2025 has been a complete disaster and utter failure for the Silver and Black. There’s no other way to express that than just being blunt. Head coach Pete Carroll sold Raider Nation on the notion that this team would be competitive, remember that? Instead, it’s been a tale of incompetent playcalling, disorganization, and at times, questionable effort. For now, and for the sake of this mock, we’re going to assume Spytek gets a chance to properly rebuild.
Along with surely picking a new coach, the responsibility of choosing a potentially franchise-altering draft selection will loom large. Luckily for Spytek, if the Raiders end up picking in the top two or three, there’ll be an obvious choice to make.

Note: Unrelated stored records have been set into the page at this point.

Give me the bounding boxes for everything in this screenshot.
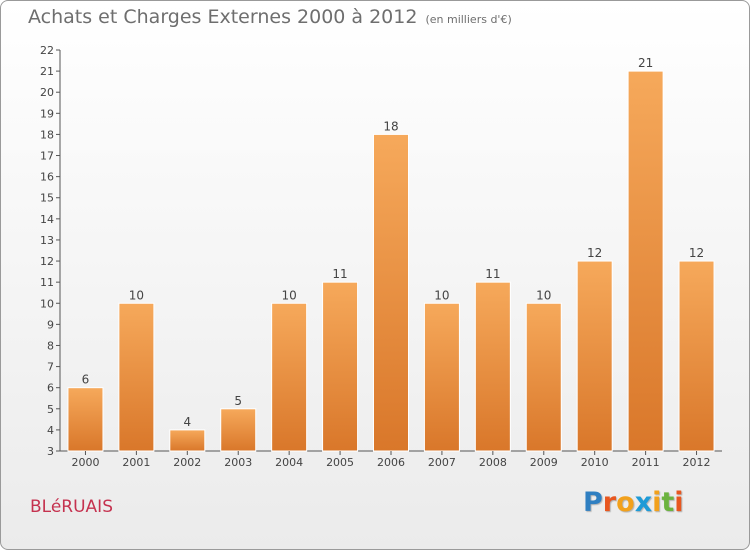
y-tick-label: 21 <box>40 65 54 78</box>
bar <box>322 281 359 452</box>
x-tick-label: 2004 <box>275 456 303 469</box>
y-tick-label: 13 <box>40 234 54 247</box>
bar <box>67 387 104 452</box>
y-tick-label: 17 <box>40 150 54 163</box>
bar-value-label: 10 <box>434 288 449 302</box>
bar <box>525 302 562 452</box>
bar-value-label: 10 <box>536 288 551 302</box>
x-tick-label: 2001 <box>122 456 150 469</box>
bar-value-label: 11 <box>332 267 347 281</box>
y-tick-label: 6 <box>47 382 54 395</box>
y-tick-label: 14 <box>40 213 54 226</box>
x-tick-label: 2002 <box>173 456 201 469</box>
y-tick-label: 7 <box>47 361 54 374</box>
bar <box>423 302 460 452</box>
x-tick-label: 2010 <box>581 456 609 469</box>
y-tick-label: 15 <box>40 192 54 205</box>
x-tick-label: 2012 <box>683 456 711 469</box>
x-tick-label: 2009 <box>530 456 558 469</box>
chart-subtitle: (en milliers d'€) <box>425 13 512 26</box>
logo-letter: x <box>634 487 653 518</box>
x-tick-label: 2006 <box>377 456 405 469</box>
y-tick-label: 3 <box>47 445 54 458</box>
chart-title-block: Achats et Charges Externes 2000 à 2012 (e… <box>28 6 512 28</box>
y-tick-label: 9 <box>47 318 54 331</box>
y-tick-label: 12 <box>40 255 54 268</box>
bar <box>220 408 257 452</box>
proxiti-logo[interactable]: Proxiti <box>583 487 684 518</box>
bar-value-label: 5 <box>234 394 242 408</box>
logo-letter: P <box>583 487 603 518</box>
y-tick-label: 20 <box>40 86 54 99</box>
bar <box>474 281 511 452</box>
bar-value-label: 11 <box>485 267 500 281</box>
bar <box>373 133 409 452</box>
bar-value-label: 18 <box>383 119 398 133</box>
logo-letter: t <box>661 487 675 518</box>
bar <box>118 302 155 452</box>
y-tick-label: 22 <box>40 44 54 57</box>
bar <box>169 429 206 452</box>
logo-letter: i <box>652 487 662 518</box>
logo-letter: o <box>616 487 635 518</box>
bar-value-label: 12 <box>689 246 704 260</box>
logo-letter: r <box>602 487 617 518</box>
bar-value-label: 21 <box>638 56 653 70</box>
y-tick-label: 18 <box>40 128 54 141</box>
x-tick-label: 2008 <box>479 456 507 469</box>
x-tick-label: 2007 <box>428 456 456 469</box>
y-tick-label: 10 <box>40 297 54 310</box>
bar <box>678 260 715 452</box>
logo-letter: i <box>674 487 684 518</box>
x-tick-label: 2003 <box>224 456 252 469</box>
x-tick-label: 2000 <box>71 456 99 469</box>
y-tick-label: 19 <box>40 107 54 120</box>
bar <box>627 70 664 452</box>
bar-value-label: 4 <box>183 415 191 429</box>
bar-value-label: 6 <box>82 373 90 387</box>
bar-value-label: 10 <box>129 288 144 302</box>
x-tick-label: 2011 <box>632 456 660 469</box>
bar-value-label: 10 <box>282 288 297 302</box>
y-tick-label: 16 <box>40 171 54 184</box>
bar <box>576 260 613 452</box>
chart-title: Achats et Charges Externes 2000 à 2012 <box>28 6 418 28</box>
y-tick-label: 4 <box>47 424 54 437</box>
x-tick-label: 2005 <box>326 456 354 469</box>
y-tick-label: 5 <box>47 403 54 416</box>
bar-value-label: 12 <box>587 246 602 260</box>
commune-name: BLéRUAIS <box>30 497 113 517</box>
y-tick-label: 11 <box>40 276 54 289</box>
y-tick-label: 8 <box>47 339 54 352</box>
bar <box>271 302 308 452</box>
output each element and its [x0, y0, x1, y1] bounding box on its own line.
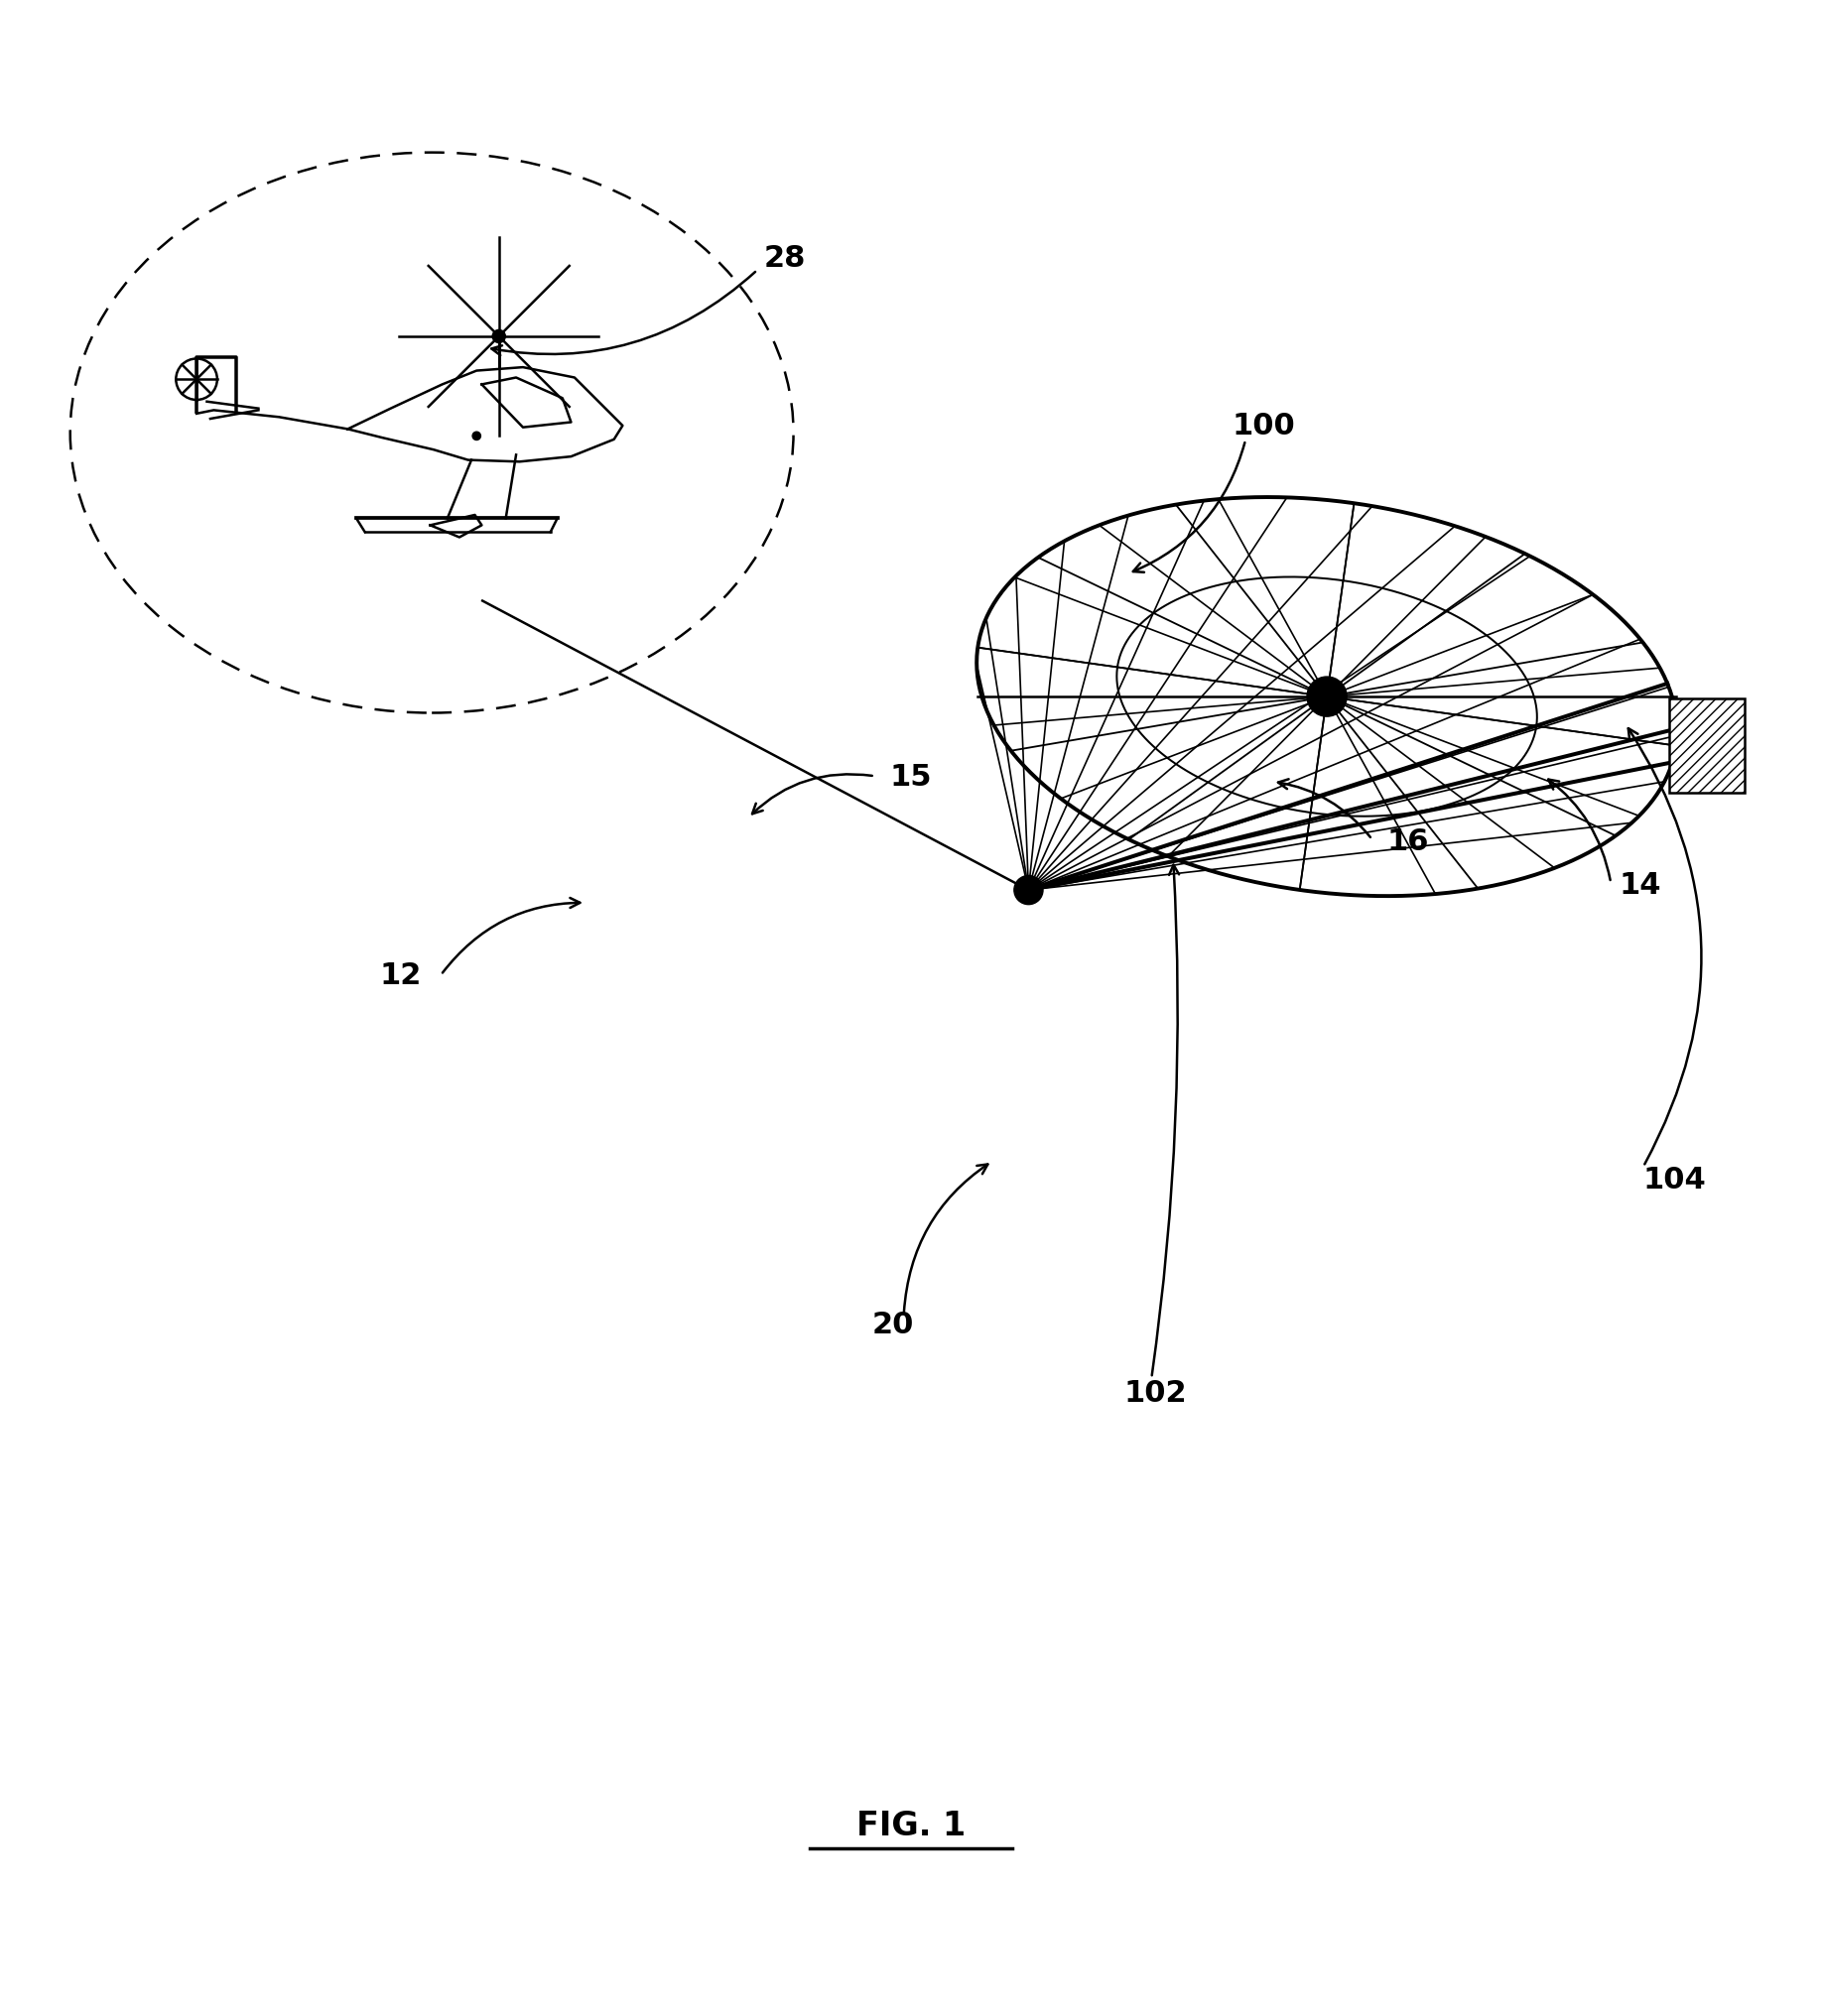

Round 1: Fernando Mendoza, QB, Indiana
Mendoza’s rise reads like the kind of quarterback fable scouts swear they’re immune to, right up until it starts ruining their draft boards. A three-star recruit. No blue-chip glow. Buried behind a transfer portal starter. And yet here we are, watching another “overlooked” quarterback quietly check every box while the league pretends this is all very surprising.
The résumé is solid, not cinematic. Mendoza didn’t throw for 45 touchdowns or warp defenses with highlight-reel chaos. Instead, he did something far more unsettling for evaluators who prefer clean narratives: He improved. In 2024, Mendoza completed nearly 69 percent of his passes, protected the football, and kept Cal competitive against real opponents, including a top-10 Miami team that learned—briefly—that discipline can be uncomfortable. It was not perfect, but it was coherent, which already places him ahead of several quarterbacks who arrived with far better recruiting pedigrees and far fewer answers.
What does the film say?
Why should the Raiders draft Mendoza?
This is where the Raiders enter, stage left, carrying a very expensive Geno Smith contract and a fan base already eyeing the exit ramps. Smith was supposed to stabilize the position. Instead, he stabilized the discourse around dissatisfaction. He is 35, costly, and no longer plausibly part of a long-term plan.
Mendoza, by contrast, represents something Las Vegas has rarely managed: a reset that does not require pretending the past never happened.